Tu vois ce que je veux dire?
Lui, résolument, il cause; elle, elle danse, lui répond pas des gestes inédits, fulgurants qui lui colle à la peau, au corps: ils devisent, il raconte son monde, ses envies, son désir d'être au plus près d'elle. Des objets pour lui conter fleurette, plein d'allusions au monde de l'art, à partir d'accessoires multiples: c'est tendre et doux, caressant et convaincant. Se mettra-t-elle à parler? Lui, doublé par Georges Appaix en fond de scène, assis comme pour superviser les événements, se tient à l'écoute, entre parfois dans la danse de ces deux amoureux transis.
Le rouge et le noir en feuillets épars, soufflés par les bourrasques de ventilateurs: s'agit-il du roman que l'on effeuille, des pages que l'on tourne à tord et à travers? Alessandro Bernardeschi et Mélanie Venino, trublions du plateau s'en donnent à cœur joie, en complet veston et robe noire, tout de verve, de joie et de malice.
La virtuosité de l'une, la décontraction de l'autre font de ce couple improbable, le clou du spectacle, la musique allant bon train, à la rescousse du verbe qui finit par s'éteindre et perdre pied, perdre le pouvoir;.Choix musicaux variés qui les font tantôt swinguer, tantôt esquisser un jerk endiablé sur du Creedence Cleawater Revival déjà presque oublié et ainsi ressuscité! Chacun cherche son chat et lui donnera sa langue, parlée ou dansée, regardée ou exécutée dans une grâce digne de la plus belle félicité: de quoi ravir et capturer l'autre, chacun à sa façon pour toujours se surprendre, agacer, titiller l'autre avec tout ce qui tarabuste Appaix: au début, était le verbe ou le geste? La genèse nous le dirait: ici c'est l'abécédaire qui compte et taraude, les règles de bonne conduite chorégraphique au tiroir, comme le corps de la danseuse qui stocke son vocabulaire dans ses entrailles! Femme Gala, femme Dali à qui l'on cause de Klein, Giacometti et autres arte povera pour discuter du bien fondé de la relation humaine.
Converser de concert, se répondre , se comprendre sans faire intervenir de dialogue parlé: pari tenu et gagné pour le plaisir de tous, à l'écoute des voix, des corps qui prennent le relais ou le dessus de cet échange singulier.

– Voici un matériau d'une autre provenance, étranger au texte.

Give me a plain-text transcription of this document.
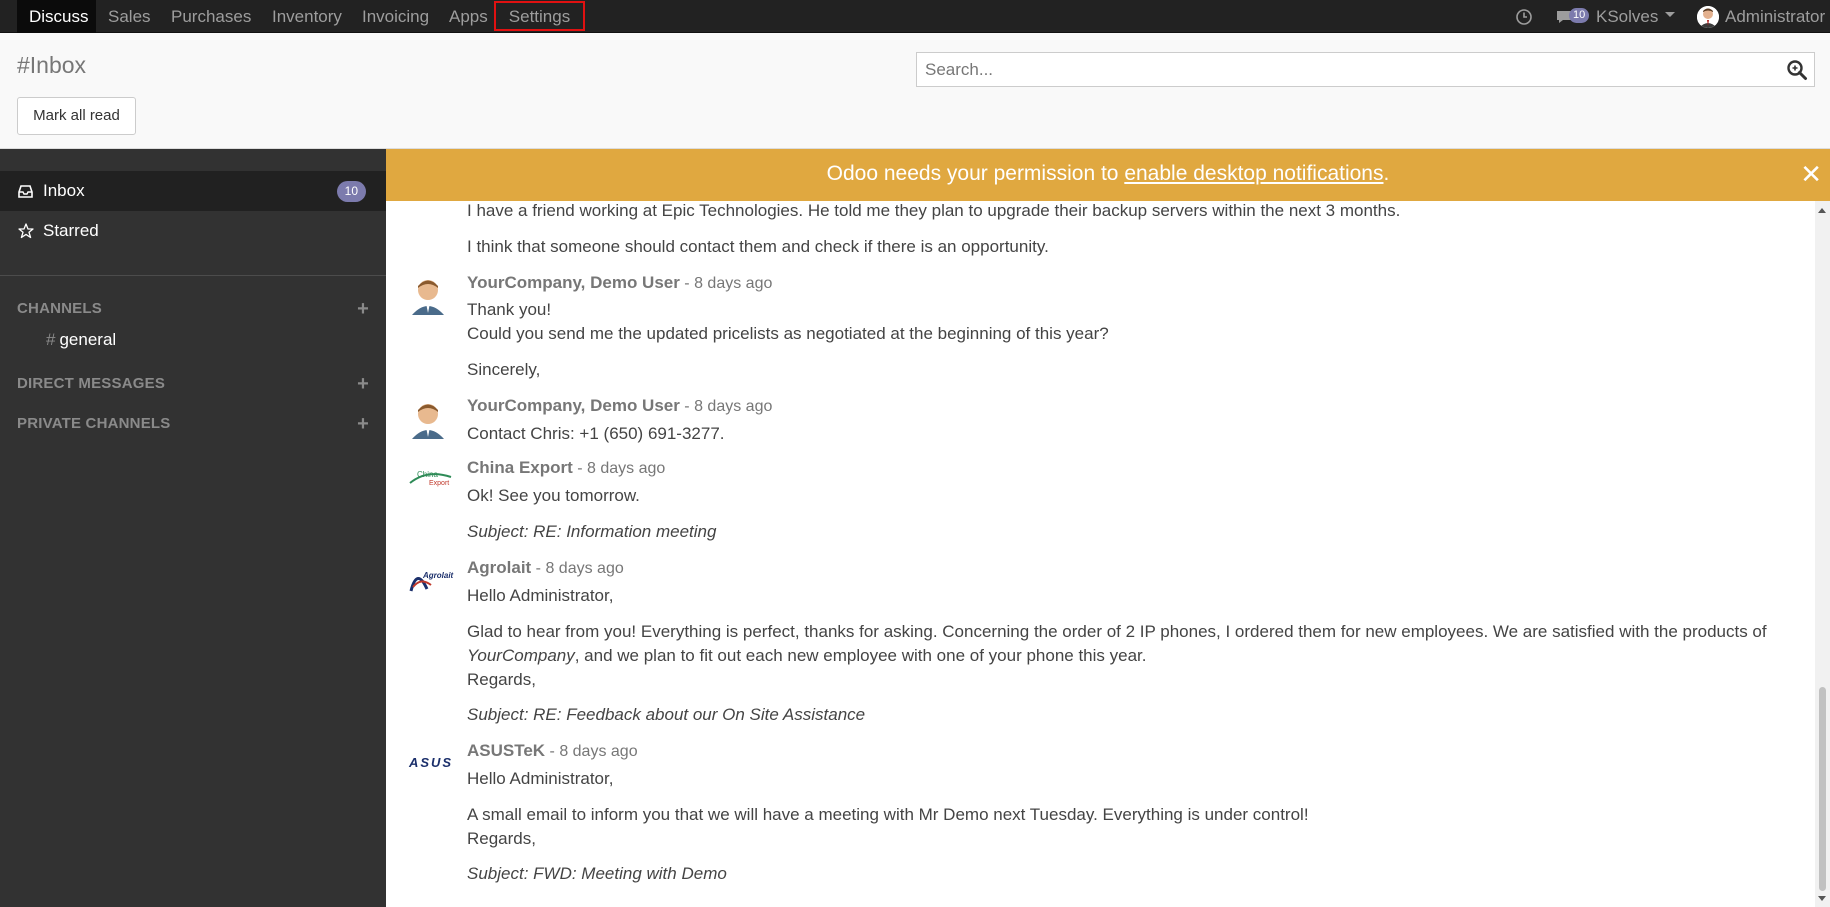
Discuss	Sales Purchases Inventory Invoicing Apps	Settings	10 KSolves	Administrator
#Inbox
Mark all read
Search...
Inbox	10
Starred
CHANNELS	+
# general
DIRECT MESSAGES	+
PRIVATE CHANNELS	+
Odoo needs your permission to enable desktop notifications.	✕
I have a friend working at Epic Technologies. He told me they plan to upgrade their backup servers within the next 3 months.
I think that someone should contact them and check if there is an opportunity.
YourCompany, Demo User - 8 days ago
Thank you!
Could you send me the updated pricelists as negotiated at the beginning of this year?
Sincerely,
YourCompany, Demo User - 8 days ago
Contact Chris: +1 (650) 691-3277.
China
Export
China Export - 8 days ago
Ok! See you tomorrow.
Subject: RE: Information meeting
Agrolait Agrolait - 8 days ago
Hello Administrator,
Glad to hear from you! Everything is perfect, thanks for asking. Concerning the order of 2 IP phones, I ordered them for new employees. We are satisfied with the products of
YourCompany, and we plan to fit out each new employee with one of your phone this year.
Regards,
Subject: RE: Feedback about our On Site Assistance
ASUS
ASUSTeK - 8 days ago
Hello Administrator,
A small email to inform you that we will have a meeting with Mr Demo next Tuesday. Everything is under control!
Regards,
Subject: FWD: Meeting with Demo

Enthousiasme à l'appui, quelle "bonne nouvelle" que cet "impromptu" verbal et charnel plein de dérives, glissements progressifs vers l'interrogation, fondement du mouvement: qu'est-ce que je danse, comment je parle, qui fait quoi, du corps ou du langage parlé pour séduire et conquérir celui que j'aime, que je repousse ou que je fuis, que j'attire par la simple expression de ma danse?
A Pôle Sud ENCORE le 2 MARS
"Elle est toute entière absorbée dans le silence, la présence à sa danse, elle est possédée par l’espace. Interprète insaisissable, elle affole et déroute, et le temps et l’homme qui la poursuit de ses mots, de ses questions, de sa fascination. Comment trouver un terrain d’entente et de relation entre deux langages si différents ? Le silence de la danse et sa musicalité intérieure, l’extériorité de la parole, celle qui s’essaie à nommer, définir, qualifier. Pour mettre en scène ce dialogue, un témoin de jeu, le chorégraphe Georges Appaix. Ses choix musicaux instillent ou étoffent les climats propices à cette situation inédite : des échanges candides ou savoureux entre une femme et un homme, danseurs issus de deux générations différentes."